Filtering Internet Noise Will Become a Priority
Humans today have more information coming at them than any other time in history. Take a look at this report by Nielsen that provides some statistics on media consumption by Americans. Our ability to multitask has improved but some studies show that multitasking does not necessarily lead to productivity.
So will this increase in media consumption continue? It probably will but I also believe that there will be a reverse trend that while people may consume more, they’ll be consuming more of what they want and less noise. Since the day will not be getting any longer, what will help us filter our media intake or help us deal with it more efficiently?

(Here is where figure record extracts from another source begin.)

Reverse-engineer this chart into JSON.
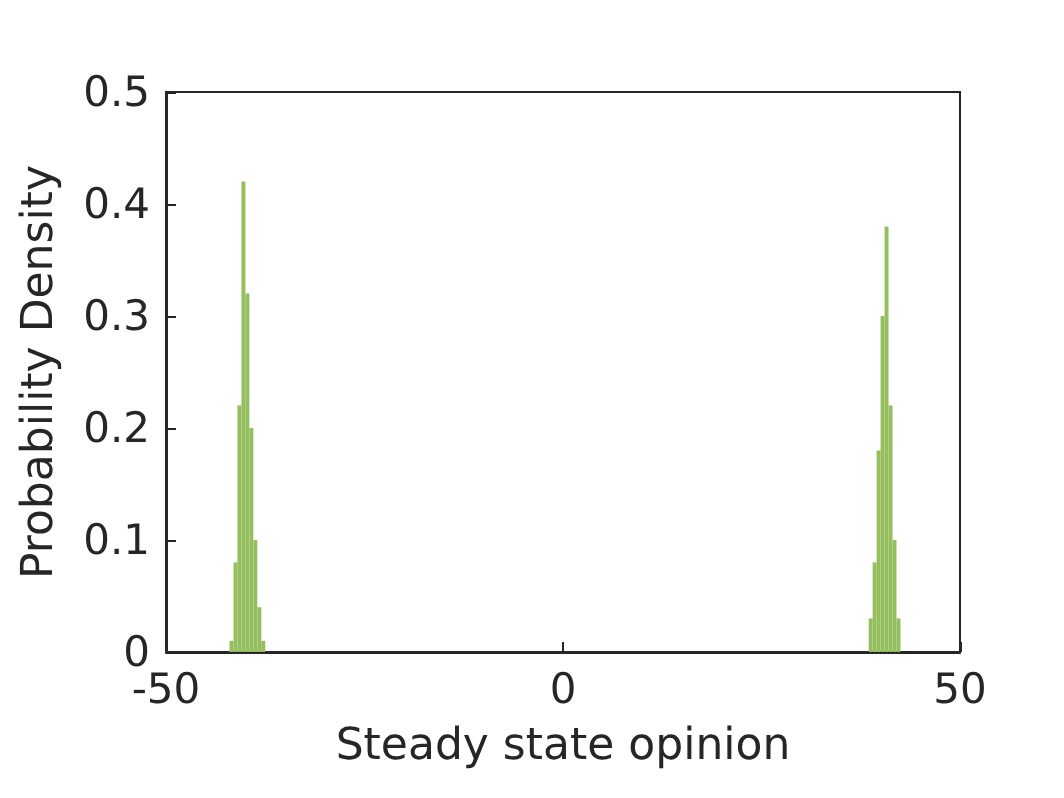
{
  "chart_data": {
    "type": "histogram",
    "xlabel": "Steady state opinion",
    "ylabel": "Probability Density",
    "bins": [
      -42,
      -41.5,
      -41,
      -40.5,
      -40,
      -39.5,
      -39,
      -38.5,
      -38,
      -37.5,
      38.5,
      39,
      39.5,
      40,
      40.5,
      41,
      41.5,
      42,
      42.5
    ],
    "values": [
      0.01,
      0.08,
      0.22,
      0.42,
      0.32,
      0.2,
      0.1,
      0.04,
      0.01,
      0,
      0.03,
      0.08,
      0.18,
      0.3,
      0.38,
      0.22,
      0.1,
      0.03
    ],
    "color": "#95bf5f",
    "xlim": [
      -50,
      50
    ],
    "xticks": [
      -50,
      0,
      50
    ],
    "ylim": [
      0,
      0.5
    ],
    "yticks": [
      0,
      0.1,
      0.2,
      0.3,
      0.4,
      0.5
    ],
    "grid": false
  }
}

Search will Improve and Human-Powered Search Will Grow
Firstly, I think that search will continue to get better as it matures and as more competition develops. Also, human-powered search engines such as Jason Calcanis’s Mahalo or the much-talked-about-mobile-service-turned-site ChaCha will continue to grow in popularity. In my experience, there may been some personal technology challenges that Mahalo has been great at providing answers for and the people who provide those answers (people who dig down deep into Google‘s 10th result page or simply have the experience) are rewarded monetarily. In addition, decision or advice engines like Hunch, a start-up created by Flickr-founder Caterina Fake may become an alternative to traditional search to help people make decisions quickly.

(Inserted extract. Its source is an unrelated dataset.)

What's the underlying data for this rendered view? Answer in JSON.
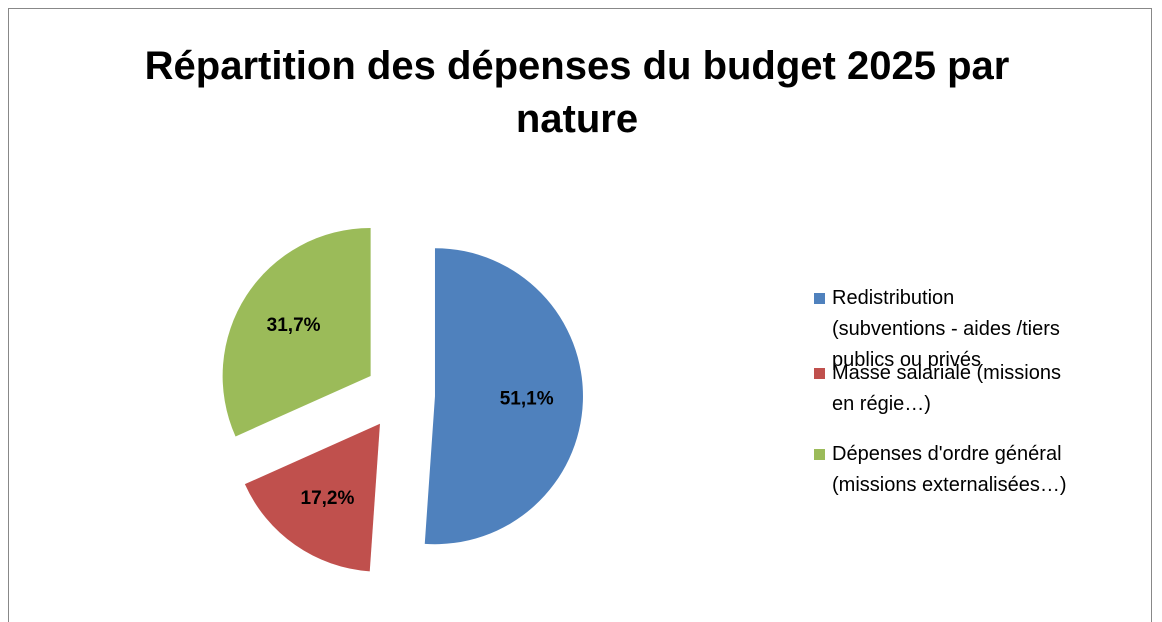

Aggregation and Message Management Services Will Ease Overload
How many different sites must one check to make sure they’re updated on everyone and everything from everywhere? I believe that services that allow you to manage e-mail plus multiple social networks in one place will proliferate in 2010. People are tired of having to go to multiple places to communicate. I’ve already blogged about NutshellMail, which aggregates your e-mail and social network updates in one place and sends you an e-mail when YOU choose. Currently only available in private beta, Threadsy will allow users with multiple e-mail and social accounts to see messages directly relevant to them in one column and indirectly relevant to them in a second column. It also aggregates all information about your contacts (videos, photos, profiles, etc.) from across the web in one place. It was well received at the 2009 Tech Crunch 50 event but some speculated that it may only be appropriate for Internet power users. Many Twitter clients allow you to update Facebook or ping other social networks but few incorporate e-mail. Digsby is another exception but I haven’t been able to try it due to the fact that it’s not yet available for Mac. It looks like Threadsy is a product to watch.

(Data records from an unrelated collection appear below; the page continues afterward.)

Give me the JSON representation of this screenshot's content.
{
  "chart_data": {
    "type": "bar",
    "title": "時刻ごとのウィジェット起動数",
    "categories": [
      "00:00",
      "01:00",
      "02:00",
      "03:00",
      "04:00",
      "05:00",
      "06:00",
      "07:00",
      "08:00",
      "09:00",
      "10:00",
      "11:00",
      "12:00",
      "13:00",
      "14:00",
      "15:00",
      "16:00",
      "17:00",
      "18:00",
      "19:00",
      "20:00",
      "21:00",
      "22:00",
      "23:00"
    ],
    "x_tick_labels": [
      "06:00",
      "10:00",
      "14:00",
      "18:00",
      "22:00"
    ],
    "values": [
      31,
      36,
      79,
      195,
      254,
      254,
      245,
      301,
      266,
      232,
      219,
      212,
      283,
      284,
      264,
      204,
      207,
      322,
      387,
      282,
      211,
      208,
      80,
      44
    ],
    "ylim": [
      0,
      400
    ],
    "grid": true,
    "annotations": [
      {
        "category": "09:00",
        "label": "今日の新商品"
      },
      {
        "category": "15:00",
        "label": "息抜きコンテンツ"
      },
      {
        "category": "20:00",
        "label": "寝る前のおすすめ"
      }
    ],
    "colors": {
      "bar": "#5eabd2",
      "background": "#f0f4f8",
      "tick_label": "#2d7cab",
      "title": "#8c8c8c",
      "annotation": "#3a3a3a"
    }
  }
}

Further Merging of Internet and TV
It began with a not-very-successful Apple TV but that certainly wasn’t because Apple couldn’t handle it. There’s so much at stake that broadcast and cable television will do everything in their power to slow the process of Internet and television becoming synonymous. The advertising dollar still earns much more on broadcast TV than it does online but as that begins to shift so will access to more programs online and the ability to stream those to your television. Hulu is just the beginning of broadcast programs being shown online. If it weren’t for the size of the monitor, much of what’s on broadcast or cable television for that matter could be enjoyed just as easily online. And even that is changing as computer monitors get larger and larger. So the further merging of TV and the Web will continue.
Pay Models for Media Will Increase in Number
It may not be the New York Times that does it in 2010 but it will indeed happen within the next 5 years. A world where everything online is free cannot continue to sustain itself forever. Think about one of the earliest uses web 1.0 business models, online classifieds. How long did the free sources maintain any sense of quality. Now, it’s a multi-million dollar business with Match.com and E Harmony running healthy businesses.
The proliferance of blogs may have delayed major media outlets’ charging for their online content. Why should people pay for something when blogs area breaking news more quickly? But now that some major media outlets are catching up, the pay model could surface.
I do believe that at the end of the day people will pay for quality journalism, even if that’s not in printed form. And I believe that the days of everything being free will likely end soon.